Ms Shaw’s son claimed he wrote the will on instructions from Tullemans, who told him to keep it a secret – including from Ms Shaw herself – until after his death.

The 2013 will, however, was simpler.

It appointed Tullemans’ daughter-in-law, Mrs Tane, as executor and bequeathed the entire estate in equal parts to her and her three siblings.

“An Atmosphere of Distrust”

In a decision issued Friday, Judge David Jackson said there were numerous circumstances surrounding the 2019 will that were suspicious.

This included the fact that it was discovered by Mrs Shaw, who was also the main beneficiary – and written almost entirely by her son.

It was a material departure from the 2013 will and Tullemans had no apparent knowledge of it at a meeting with his attorney in 2020, and there was no evidence he discussed it with anyone after it was made.

Mr Jackson said there also remained significant unanswered questions about the signatures and initials of the 2019 will.

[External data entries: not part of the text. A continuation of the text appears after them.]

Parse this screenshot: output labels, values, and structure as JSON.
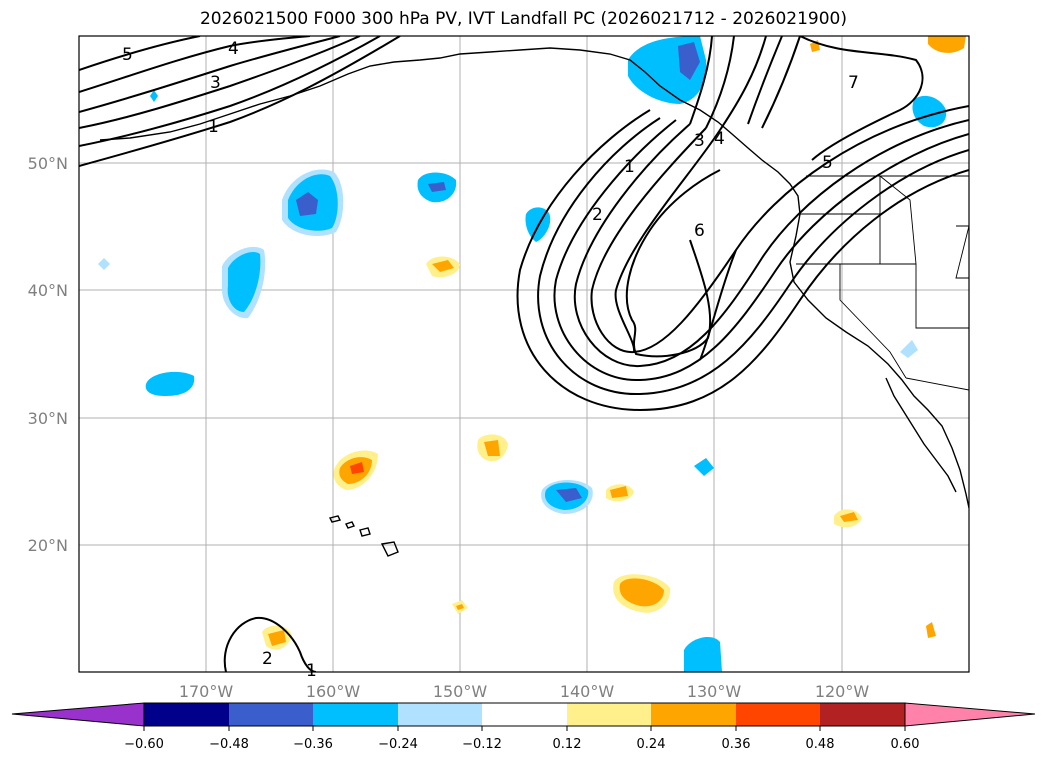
{
  "title": "2026021500 F000 300 hPa PV, IVT Landfall PC (2026021712 - 2026021900)",
  "axes": {
    "lat_labels": [
      "50°N",
      "40°N",
      "30°N",
      "20°N"
    ],
    "lon_labels": [
      "170°W",
      "160°W",
      "150°W",
      "140°W",
      "130°W",
      "120°W"
    ]
  },
  "colorbar": {
    "tick_labels": [
      "−0.60",
      "−0.48",
      "−0.36",
      "−0.24",
      "−0.12",
      "0.12",
      "0.24",
      "0.36",
      "0.48",
      "0.60"
    ],
    "colors": {
      "under": "#9932cc",
      "bins": [
        "#00008b",
        "#3a5fcd",
        "#00bfff",
        "#b0e2ff",
        "#ffffff",
        "#fff08c",
        "#ffa500",
        "#ff4500",
        "#b22222"
      ],
      "over": "#ff82ab"
    }
  },
  "contour_labels": {
    "ne_1": "1",
    "ne_2": "2",
    "ne_3": "3",
    "ne_4": "4",
    "ne_5": "5",
    "ne_6": "6",
    "ne_7": "7",
    "nw_1": "1",
    "nw_3": "3",
    "nw_4": "4",
    "nw_5": "5",
    "sw_2": "2",
    "sw_1": "1"
  },
  "colors": {
    "gridline": "#b0b0b0",
    "contour": "#000000",
    "coast": "#000000",
    "anom_dark_blue": "#3a5fcd",
    "anom_blue": "#00bfff",
    "anom_light_blue": "#b0e2ff",
    "anom_yellow": "#fff08c",
    "anom_orange": "#ffa500",
    "anom_red": "#ff4500"
  }
}
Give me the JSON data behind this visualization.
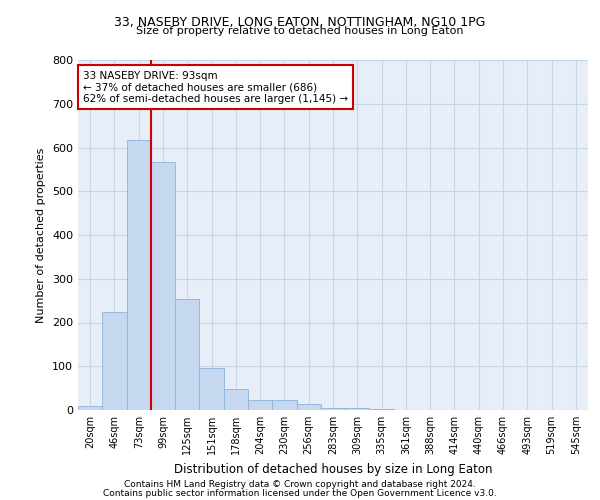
{
  "title_line1": "33, NASEBY DRIVE, LONG EATON, NOTTINGHAM, NG10 1PG",
  "title_line2": "Size of property relative to detached houses in Long Eaton",
  "xlabel": "Distribution of detached houses by size in Long Eaton",
  "ylabel": "Number of detached properties",
  "footer_line1": "Contains HM Land Registry data © Crown copyright and database right 2024.",
  "footer_line2": "Contains public sector information licensed under the Open Government Licence v3.0.",
  "bin_labels": [
    "20sqm",
    "46sqm",
    "73sqm",
    "99sqm",
    "125sqm",
    "151sqm",
    "178sqm",
    "204sqm",
    "230sqm",
    "256sqm",
    "283sqm",
    "309sqm",
    "335sqm",
    "361sqm",
    "388sqm",
    "414sqm",
    "440sqm",
    "466sqm",
    "493sqm",
    "519sqm",
    "545sqm"
  ],
  "bar_values": [
    10,
    225,
    617,
    567,
    253,
    96,
    49,
    22,
    22,
    13,
    5,
    4,
    2,
    1,
    0,
    1,
    0,
    0,
    0,
    0,
    0
  ],
  "bar_color": "#c5d8f0",
  "bar_edgecolor": "#8ab4d8",
  "grid_color": "#c8d4e8",
  "background_color": "#e8eef8",
  "vline_color": "#cc0000",
  "annotation_text": "33 NASEBY DRIVE: 93sqm\n← 37% of detached houses are smaller (686)\n62% of semi-detached houses are larger (1,145) →",
  "annotation_box_color": "#cc0000",
  "ylim": [
    0,
    800
  ],
  "yticks": [
    0,
    100,
    200,
    300,
    400,
    500,
    600,
    700,
    800
  ],
  "vline_pos": 2.5
}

Curiously, the neighbor who signed the will said she was not present when it was written and signed without reading it.

She didn’t know she had signed a will, the court heard. She also refused to sign the request letter.

“These circumstances combine to create a well-founded atmosphere of suspicion that Mary [Maria Shaw] has not been satisfactorily removed,” said Justice Jackson.

He spoke out in favor of the 2013 will.